How Are Personal Loan Interest Rates Determined?

Like any other loan, your personal loan interest rate depends on your creditworthiness. Essentially, what’s your current credit score and your credit history? The better your credit, the lower your new interest rate will be.

Personal loan interest rates also depend on the three following factors:

  • How much you borrow
  • The loan term (how many months you have to repay the loan)
  • Fixed interest rate or a variable rate

You will usually have a higher interest rate when you choose a longer repayment term (60 months vs. 36 months) and have a higher loan balance.

So, don’t borrow more than you have to and try to repay the balance as quickly as possible.

Fixed Rate Loans vs. Variable Rate Loans

Unless you can repay your entire balance in one or two years, you should almost always consider applying for a loan with a fixed interest rate to hedge against potentially higher interest rates.
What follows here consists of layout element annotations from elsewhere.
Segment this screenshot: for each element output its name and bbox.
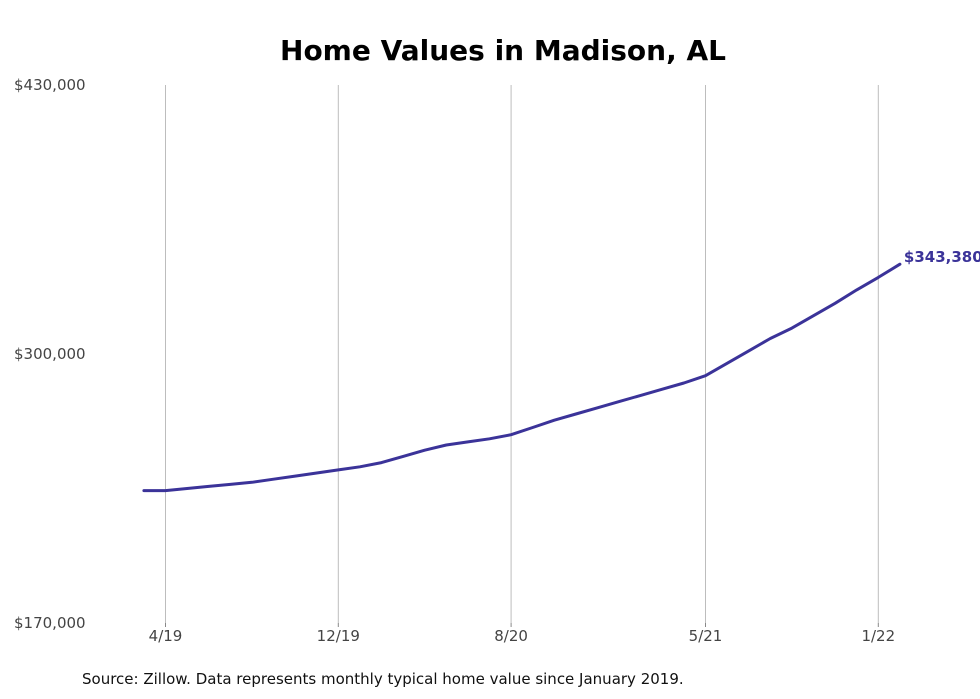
source-note: Source: Zillow. Data represents monthly … bbox=[82, 670, 684, 688]
end-value-label: $343,380 bbox=[904, 248, 980, 266]
x-tick-label: 12/19 bbox=[317, 627, 360, 645]
series-line bbox=[142, 262, 902, 493]
x-axis-tick-labels: 4/19 12/19 8/20 5/21 1/22 bbox=[149, 627, 895, 645]
chart-title: Home Values in Madison, AL bbox=[280, 34, 726, 67]
x-tick-label: 8/20 bbox=[494, 627, 528, 645]
vertical-gridlines bbox=[165, 85, 879, 627]
x-tick-label: 1/22 bbox=[861, 627, 895, 645]
y-tick-label: $170,000 bbox=[14, 614, 86, 632]
y-axis-tick-labels: $170,000 $300,000 $430,000 bbox=[14, 76, 86, 632]
x-tick-label: 5/21 bbox=[689, 627, 723, 645]
series-layer: $343,380 bbox=[142, 248, 980, 493]
x-tick-label: 4/19 bbox=[149, 627, 183, 645]
y-tick-label: $430,000 bbox=[14, 76, 86, 94]
y-tick-label: $300,000 bbox=[14, 345, 86, 363]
Variable rate loans generally have a lower interest rate than their fixed rate cousins that can save you money, unless interest rates climb.

Right now, most lenders will offer a fixed rate loan for 5.99%. A variable rate loan may have an interest rate of 5.49% that adjusts quarterly. Every three months, your variable rate can increase, decrease, or remain the same.

If the variable rate goes above 5.99%, you can actually spend more in interest long-term. While this is still better than paying 15% or 20% like you might be now, is the potential savings from a 0.50% lower variable rate worth the additional risk?

With a fixed rate, your interest rate will remain the same for the entire life of the loan. If your interest rate is 6%, it will never go higher, even if the lender begins charging 8% to new borrowers. Assuming you went with the variable rate, you might very well be paying the higher rate as well because you pay the current prevailing interest rate on your remaining balance.

Summary

Many people think their only option to save money on high-interest debt is to use a debt consolidation agency. In reality, that’s one of the most expensive ways to refinance your debt. If you have the credit to qualify for a personal loan, you can easily reduce your interest rate by 15 percentage points and save thousands of dollars.

Personal loans might be the best-kept secret that high-interest lenders didn’t want you to know about, until now.